- This event has passed.
Launch for Mia Ayumi Malhotra with Jennifer S. Cheng and Pinbokeh / Isako Isako
September 5, 2018 @ 7:30 pm - 9:30 pm UTC+0

The Bindery hosts the launch party for Mia Ayumi Malhotra‘s debut collection of poems, Isako Isako. Joining Mia areJennifer S. Cheng (Moon: Letters, Maps, Poems) and the experimental improv group Pinbokeh. We hope to see you there!
Isako Isako follows a single family lineage spanning four generations of female Japanese Americans to explore the chilling historical legacies of cultural trauma — internment, mass displacement, and rampant racism — in the United States, and how it weaves together with current events.
Isako Isako was born from a series of conversations Malhotra had with her maternal grandmother who shared stories about her immigration to the US from Japan after WWII, stories about living in Japan during the war and the ensuing American occupation, and most of all, stories about her own mother (the author’s great grandmother). Through the women in her family, Malhotra discovered her own history and connection to the past along with a legacy of pain, strength, and resiliency.
“The personal pronoun ‘I’ has brinks on all sides, over which you can fall and become anyone and no one. Isako Isako deeply explores these soaring and dangerous precipices of identity through the magnetic voice of a Japanese-American internment camp survivor who is both an individual and collective, a citizen and a prisoner, broken and healing.

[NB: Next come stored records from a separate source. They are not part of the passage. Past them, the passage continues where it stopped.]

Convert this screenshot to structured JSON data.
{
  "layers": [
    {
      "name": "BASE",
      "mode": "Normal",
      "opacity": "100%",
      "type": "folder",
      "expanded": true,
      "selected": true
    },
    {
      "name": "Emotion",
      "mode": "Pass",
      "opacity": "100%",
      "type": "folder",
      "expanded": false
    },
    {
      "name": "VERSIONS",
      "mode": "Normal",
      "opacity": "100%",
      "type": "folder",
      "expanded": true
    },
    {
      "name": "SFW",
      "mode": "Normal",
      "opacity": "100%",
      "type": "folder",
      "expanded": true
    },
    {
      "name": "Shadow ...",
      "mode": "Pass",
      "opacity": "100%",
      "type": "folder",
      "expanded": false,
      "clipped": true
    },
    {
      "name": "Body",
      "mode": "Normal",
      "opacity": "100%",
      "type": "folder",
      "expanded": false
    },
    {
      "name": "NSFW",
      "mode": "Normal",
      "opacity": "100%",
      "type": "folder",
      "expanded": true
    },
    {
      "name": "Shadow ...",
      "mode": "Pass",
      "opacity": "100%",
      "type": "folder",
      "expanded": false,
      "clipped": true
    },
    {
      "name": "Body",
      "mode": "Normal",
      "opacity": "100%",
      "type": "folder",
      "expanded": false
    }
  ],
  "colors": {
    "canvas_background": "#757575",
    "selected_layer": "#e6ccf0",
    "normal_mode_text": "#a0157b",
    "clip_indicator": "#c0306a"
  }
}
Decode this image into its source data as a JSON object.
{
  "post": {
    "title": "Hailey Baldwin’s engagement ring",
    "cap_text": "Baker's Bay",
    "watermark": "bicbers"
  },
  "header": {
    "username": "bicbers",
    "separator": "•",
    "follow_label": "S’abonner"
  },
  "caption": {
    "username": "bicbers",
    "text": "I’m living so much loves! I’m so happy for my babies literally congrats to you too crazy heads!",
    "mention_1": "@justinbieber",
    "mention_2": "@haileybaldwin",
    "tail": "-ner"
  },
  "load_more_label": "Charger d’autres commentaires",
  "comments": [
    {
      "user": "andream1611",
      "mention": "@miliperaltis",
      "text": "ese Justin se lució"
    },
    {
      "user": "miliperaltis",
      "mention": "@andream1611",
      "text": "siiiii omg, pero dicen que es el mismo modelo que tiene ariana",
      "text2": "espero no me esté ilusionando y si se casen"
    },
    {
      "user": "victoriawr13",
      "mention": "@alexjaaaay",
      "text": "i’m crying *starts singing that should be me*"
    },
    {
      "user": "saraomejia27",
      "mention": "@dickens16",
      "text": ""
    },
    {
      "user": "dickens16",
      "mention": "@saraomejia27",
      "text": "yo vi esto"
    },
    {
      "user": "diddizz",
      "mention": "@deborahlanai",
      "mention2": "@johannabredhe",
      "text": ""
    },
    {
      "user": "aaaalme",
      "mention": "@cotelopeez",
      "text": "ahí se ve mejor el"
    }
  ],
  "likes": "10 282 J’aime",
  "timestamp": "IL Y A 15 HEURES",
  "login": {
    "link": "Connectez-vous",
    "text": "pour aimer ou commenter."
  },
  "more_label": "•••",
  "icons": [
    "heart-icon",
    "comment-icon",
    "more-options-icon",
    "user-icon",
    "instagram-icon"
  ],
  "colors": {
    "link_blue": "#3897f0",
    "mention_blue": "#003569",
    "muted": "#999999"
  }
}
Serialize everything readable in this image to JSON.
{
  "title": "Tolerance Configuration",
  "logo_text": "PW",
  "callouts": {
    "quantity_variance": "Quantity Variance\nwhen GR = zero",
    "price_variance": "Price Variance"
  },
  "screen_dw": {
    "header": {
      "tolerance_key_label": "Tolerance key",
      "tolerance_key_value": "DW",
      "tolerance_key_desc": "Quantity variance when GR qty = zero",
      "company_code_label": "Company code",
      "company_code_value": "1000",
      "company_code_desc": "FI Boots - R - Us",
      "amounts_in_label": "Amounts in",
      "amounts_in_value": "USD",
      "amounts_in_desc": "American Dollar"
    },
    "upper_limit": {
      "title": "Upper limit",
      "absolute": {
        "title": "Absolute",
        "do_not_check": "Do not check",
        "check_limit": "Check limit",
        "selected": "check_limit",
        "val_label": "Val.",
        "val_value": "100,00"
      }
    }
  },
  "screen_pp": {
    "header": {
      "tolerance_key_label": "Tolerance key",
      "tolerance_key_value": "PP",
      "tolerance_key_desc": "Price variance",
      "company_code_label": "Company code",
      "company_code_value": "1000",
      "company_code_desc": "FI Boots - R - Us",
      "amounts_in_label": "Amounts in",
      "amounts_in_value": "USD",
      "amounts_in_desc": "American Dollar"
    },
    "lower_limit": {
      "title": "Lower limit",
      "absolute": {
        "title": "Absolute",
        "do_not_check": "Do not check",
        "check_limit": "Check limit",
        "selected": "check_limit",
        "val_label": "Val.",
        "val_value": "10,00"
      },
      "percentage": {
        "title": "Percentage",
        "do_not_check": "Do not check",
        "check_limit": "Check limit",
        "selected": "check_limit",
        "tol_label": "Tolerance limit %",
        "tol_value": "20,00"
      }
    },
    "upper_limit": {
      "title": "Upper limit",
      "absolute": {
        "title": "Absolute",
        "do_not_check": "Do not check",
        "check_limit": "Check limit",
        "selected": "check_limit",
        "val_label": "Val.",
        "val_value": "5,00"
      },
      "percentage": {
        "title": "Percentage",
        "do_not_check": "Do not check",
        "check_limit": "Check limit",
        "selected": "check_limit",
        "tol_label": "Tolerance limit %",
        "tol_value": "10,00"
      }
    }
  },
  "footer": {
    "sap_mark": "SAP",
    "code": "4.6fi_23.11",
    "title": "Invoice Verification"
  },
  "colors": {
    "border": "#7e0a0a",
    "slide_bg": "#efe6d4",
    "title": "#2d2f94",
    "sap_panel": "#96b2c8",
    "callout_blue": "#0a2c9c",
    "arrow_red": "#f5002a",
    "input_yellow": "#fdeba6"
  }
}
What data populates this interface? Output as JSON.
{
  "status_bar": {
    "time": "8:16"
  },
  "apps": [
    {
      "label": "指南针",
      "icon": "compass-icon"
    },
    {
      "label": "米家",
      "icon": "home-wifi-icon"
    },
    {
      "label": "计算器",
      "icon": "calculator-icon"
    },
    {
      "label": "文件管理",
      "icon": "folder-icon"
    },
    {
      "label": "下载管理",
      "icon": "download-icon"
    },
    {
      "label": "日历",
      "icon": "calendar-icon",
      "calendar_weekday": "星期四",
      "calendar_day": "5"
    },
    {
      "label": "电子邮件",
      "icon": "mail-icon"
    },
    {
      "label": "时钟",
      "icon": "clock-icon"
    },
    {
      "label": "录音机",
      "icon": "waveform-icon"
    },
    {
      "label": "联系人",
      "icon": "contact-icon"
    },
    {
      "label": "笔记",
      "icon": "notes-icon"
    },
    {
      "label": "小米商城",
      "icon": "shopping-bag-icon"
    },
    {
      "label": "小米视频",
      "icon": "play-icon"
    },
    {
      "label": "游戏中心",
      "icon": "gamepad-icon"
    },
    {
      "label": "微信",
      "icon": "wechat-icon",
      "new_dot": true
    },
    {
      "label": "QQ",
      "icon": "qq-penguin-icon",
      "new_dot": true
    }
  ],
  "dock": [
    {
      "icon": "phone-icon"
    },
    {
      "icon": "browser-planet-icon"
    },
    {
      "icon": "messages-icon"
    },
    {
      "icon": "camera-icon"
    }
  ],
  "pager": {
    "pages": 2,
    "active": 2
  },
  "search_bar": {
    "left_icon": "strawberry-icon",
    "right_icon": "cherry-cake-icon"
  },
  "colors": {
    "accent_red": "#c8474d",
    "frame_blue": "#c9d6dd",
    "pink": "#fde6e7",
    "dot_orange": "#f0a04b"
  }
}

Mia Ayumi Malhotra has written a brilliant and searing debut.” – Maria Hummel, author of Still Lives and House and Fire
“Isako Isako is a powerful testament to poetry’s capacity for alchemizing history, memoir, and the lyric: the poems here intimately address the landscapes of war and the reverberations of violence through bodies and bloodlines. Malhotra’s visionary debut collection spans generations, countries, and loves, weaving the story of a mother survivor with reflections on the limits and reaches of memory.” – Brynn Saito, author of Power Made Us Swoon
“In these poems, haunted equally by historical events and the timelessness of human suffering, we find a stunning imagination at work on the sacred task of bodying forth, through an uncommon compassion, the stories that history might otherwise eclipse. . . . Malhotra’s poetry demonstrates what is still best in us, the counterpart to cruelty coming back in the surviving descendant’s intimacies and empathies, her innovations in language and, ultimately, love.” –Pimone Triplett, author of Supply Chain and Rumor
Mia Ayumi Malhotra is a Kundiman Fellow, and her poems have appeared in Greensboro Review, Drunken Boat, Best New Poets, and DISMANTLE: An Anthology of Writing from the VONA/Voices Writing Workshop. She received her BA from Stanford and her MFA from the University of Washington and is a founding editor of Lantern Review. She lives in the San Francisco Bay Area with her husband and two daughters. Find her online at miamalhotra.com.
Jennifer S. Cheng received her BA from Brown University, MFA in Nonfiction Writing from the University of Iowa, and MFA in Poetry from San Francisco State University. She is the author of MOON: Letters, Maps, Poems, selected by Bhanu Kapil as winner of the Tarpaulin Sky Book Prize (May 2018), HOUSE A, selected by Claudia Rankine as winner of the Omnidawn Poetry Book Prize, and Invocation: An Essay (New Michigan Press), a chapbook in which fragments of text, photographs, found images, and white space influence one another to create meaning. A U.S. Fulbright scholar, Kundiman fellow, and Bread Loaf work-study scholar, she is the recipient of the Academy of American Poets Harold Taylor Award, the Ann Fields Poetry Award, the Mid-American Review Fineline Prize, and multiple Pushcart Prize nominations. Her poetry and lyric essays appear in Tin House, AGNI, Conjunctions, Black Warrior Review, The Normal School, DIAGRAM, The Volta, The Offing, Sonora Review, Seneca Review, Hong Kong 20/20 (a PEN HK anthology), and elsewhere. Having grown up in Texas, Hong Kong, and Connecticut, she currently lives in rapture of the coastal prairies of northern California.
Pinbokeh is Nathan Chamberlain, Josiah Branaman, and Paul Sakai. They are from Oakland, CA.
Please note: this event will be at The Bindery at 1727 Haight.
This is an all ages event. Doors and the bar open at 7pm. The event starts at 7:30pm.